Friday, August 15, 2014

ICASSP: Pattern Discovery in Dolphin Whistles

Abstract of my ICASSP 2014 paper on Dolphin Communication Mining:

"The study of dolphin cognition involves intensive research of animal vocalizations. Marine mammalogists commonly study a specific sound type known as the whistle found in dolphin communication. However, one of the main problems arises from noisy underwater environments. Often waves and splash noises will partially distort the whistle making analysis or extraction difficult. Another problem is discovering fundamental units that allow research of the composition of whistles. We propose a method for whistle extraction from noisy underwater recordings using a probabilistic approach. Furthermore, we investigate discovery algorithms for fundamental units using a mixture of hidden Markov models. We evaluate our findings with a marine mammalogist on data collected in the field. Furthermore, we have evidence that our algorithms enable researchers to form hypotheses about the composition of whistles."

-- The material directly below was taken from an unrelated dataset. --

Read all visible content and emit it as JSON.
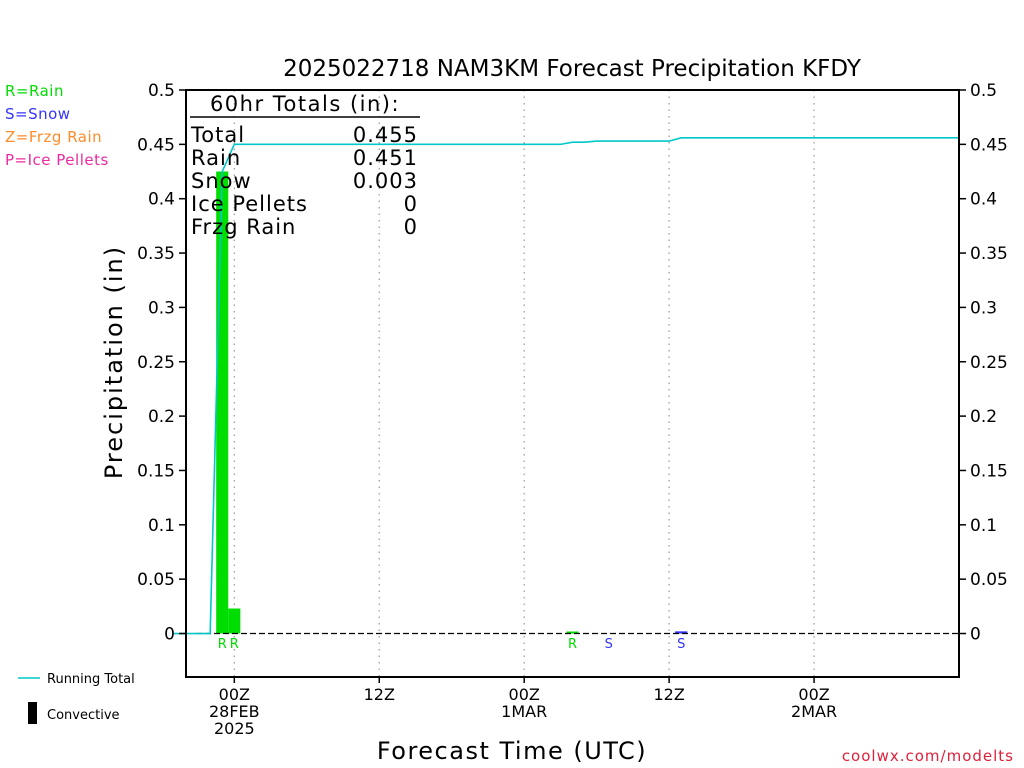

Symbolic Aggregate approXimation: A symbolic time series representation

I used this time series representation some years ago for a lot for my research. I still think it is an elegant way of representing time series. You can use this easy to use algorithm to convert a one dimensional time series into a string. Given a time series you split it into w equally sized segments and estimate the sample mean in each segment. So we end up with a time series of length w. We then divide the Y axis into k regions using split points or thresholds. Assigning a unique symbol to each of the regions we can
check in which region each sample mean falls into and read of the symbol. So we end with a string of size w.

You can see the performance on multiple time series data sets in the original paper. Furthermore, there is a very efficient way on how to index massive data sets using this representation.